Der stellvertretende SoVD-Landesvorsitzende Bernhard Sackarendt machte deutlich, dass Inklusion in allen gesellschaftlichen Bereichen wichtig sei. Die Umsetzung dieses Menschenrechtes dürfe nicht verlangsamt oder in Frage gestellt werden. Sackarendt kritisierte scharf, dass lange vereinbarte Verbesserungen bei der Barrierefreiheit in Gebäuden, von CDU und FDP jüngst im Landtag abgelehnt worden seien. Forums-Gründer Karl Finke mahnte „eine lange überfällige Wahlrechtsreform“ an. „80.000 Menschen in Deutschland dürfen nicht wählen, weil sie eine Behinderung haben“, so Finke.

SoVD und das „Forum Artikel 30“ sind sich einig, dass die vollständige und gleichberechtigte Teilhabe aller Menschen in der Gesellschaft umgesetzt werden müsse. Niedersachsens Sozialministerin Cornelia Rundt erklärte während der Kundgebung: „Inklusion ist ein Menschenrecht. Barrierefreiheit ist umzusetzen, ohne Wenn und Aber – und ohne Moratorium.

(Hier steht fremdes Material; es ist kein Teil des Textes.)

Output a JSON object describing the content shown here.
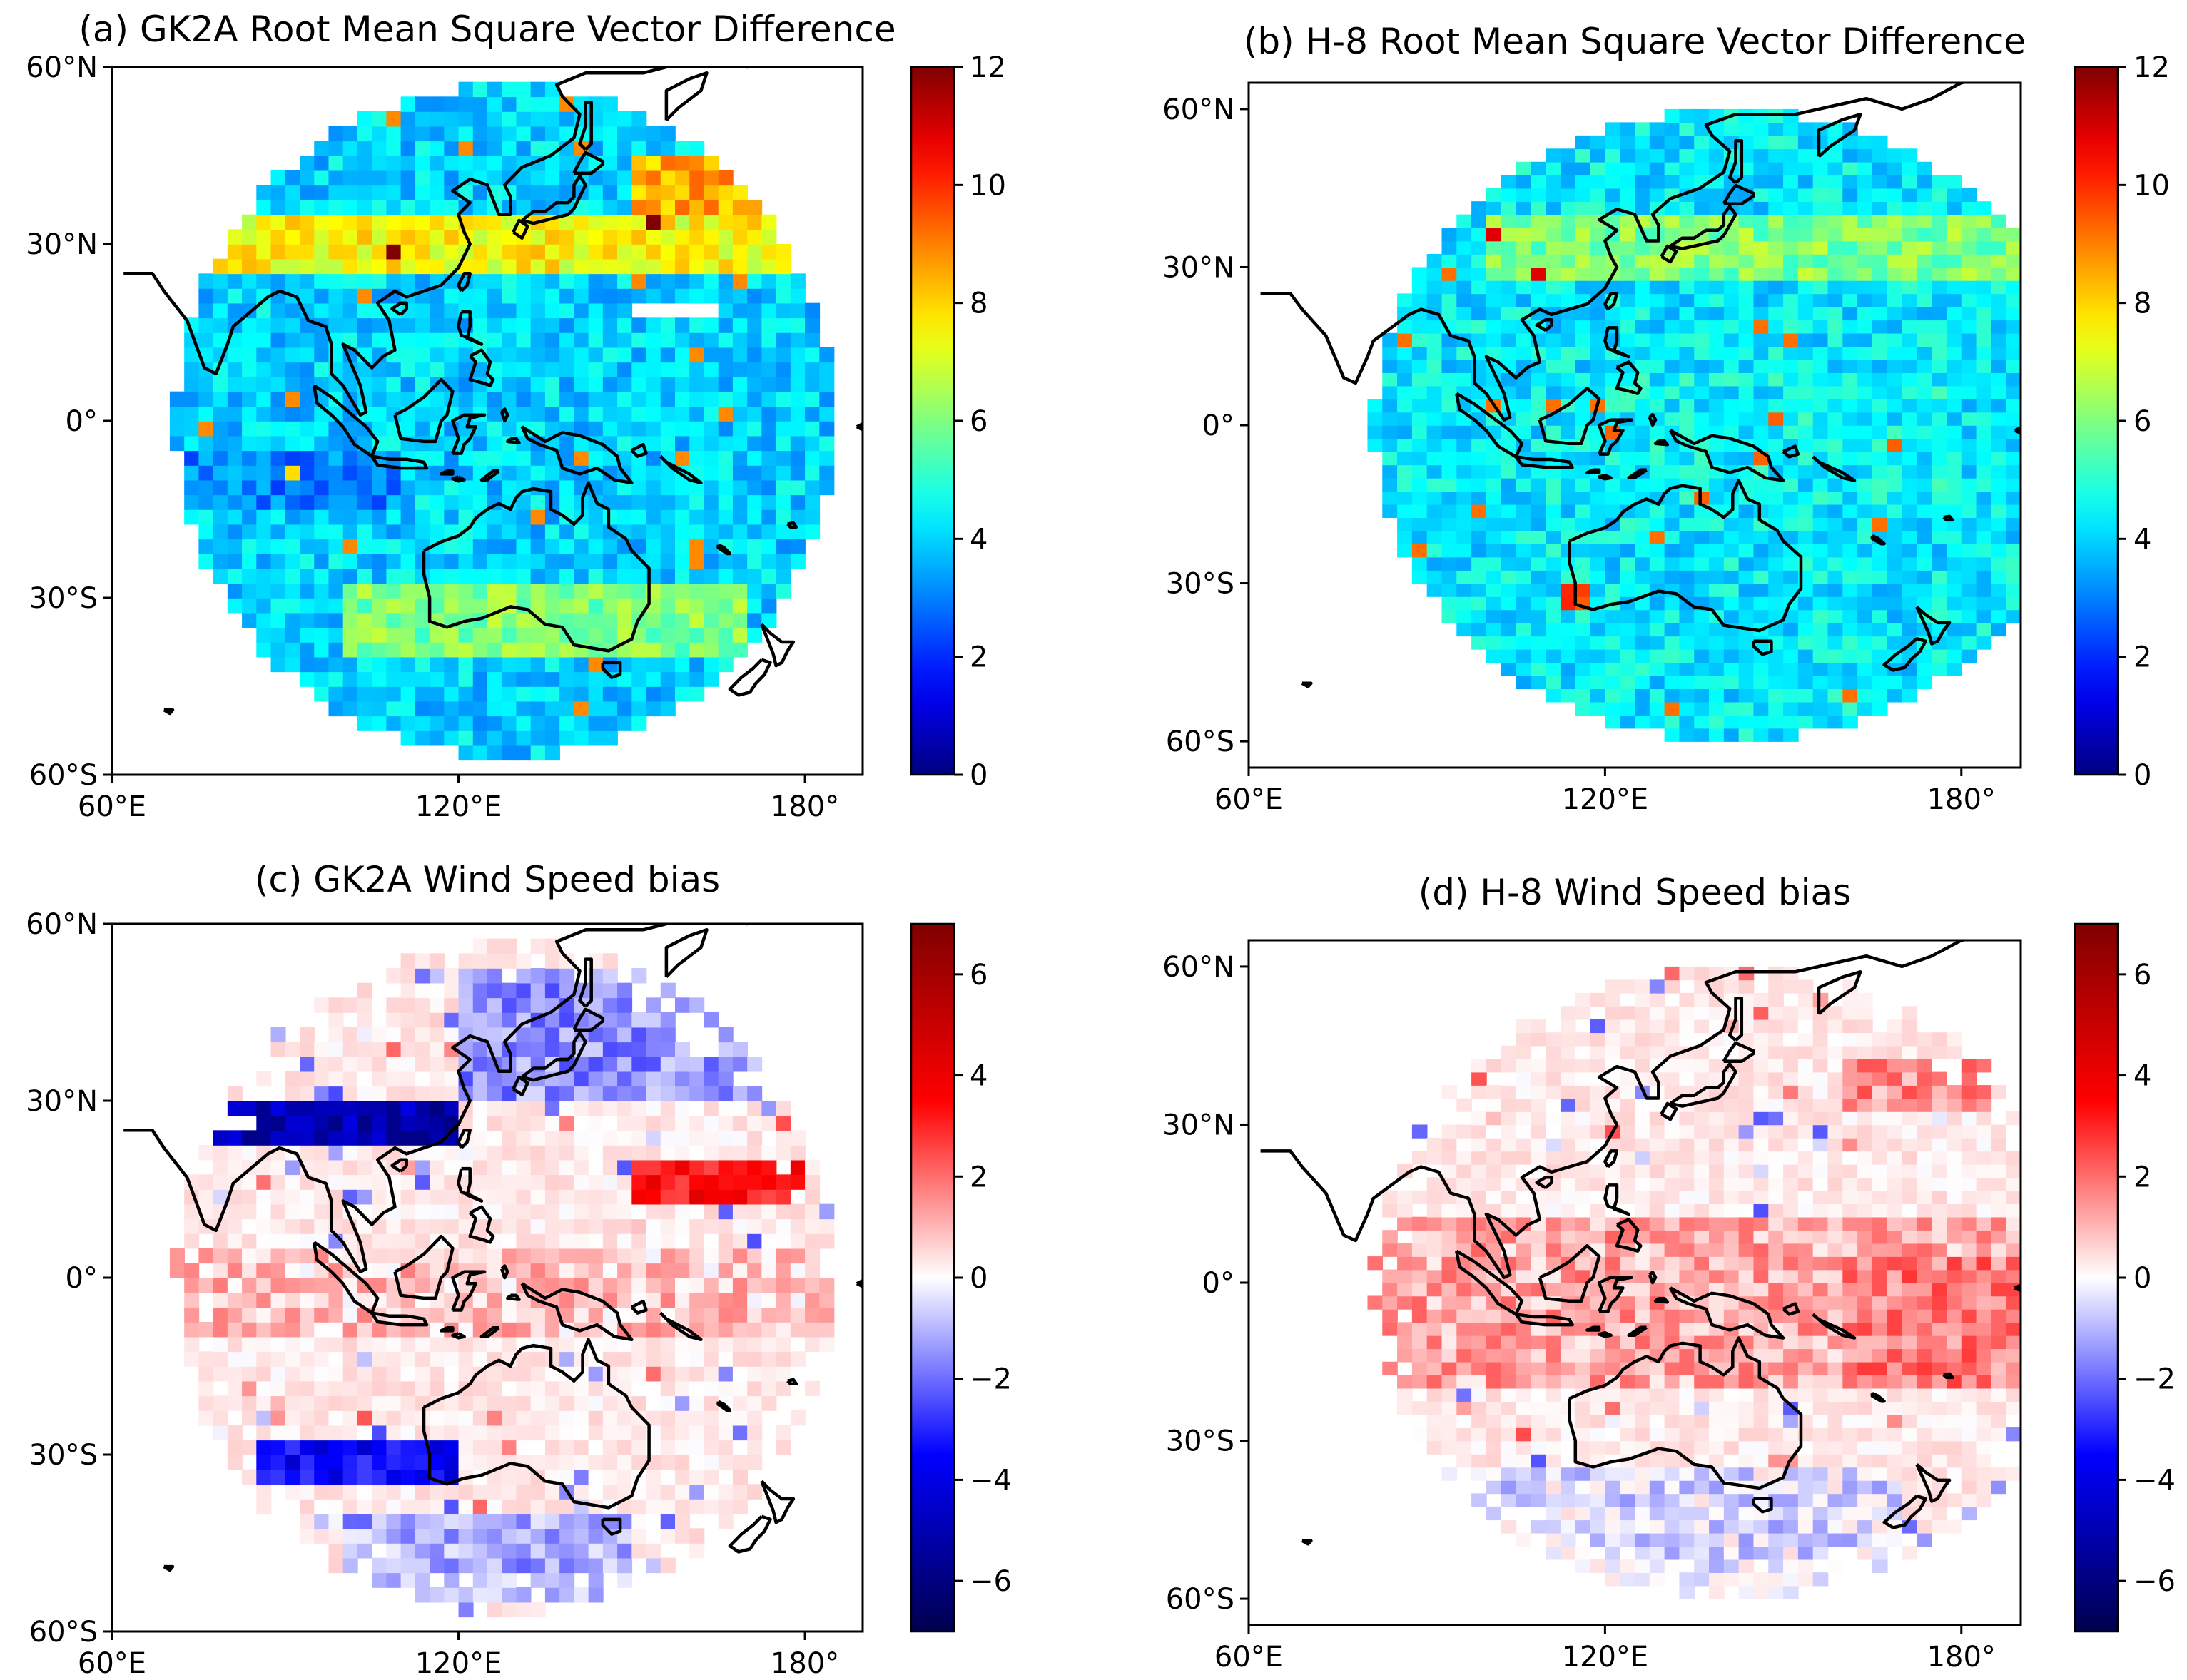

Vertreter vom SoVD-Kreisverband Celle hatten sich mit selbst entworfenen Plakaten auf den Weg nach Hannover gemacht. „Ja zur gleichberechtigten Teilhabe in allen Lebensbereichen und ein deutliches Nein zum Verschieben von Barrierefreiheit. Wir müssen vorwärts blicken und nicht zurück! Jeder muss die Chancen und Möglichkeiten bekommen, von Anfang an ein selbstbestimmtes Leben zu führen“, lautet ihre Forderung.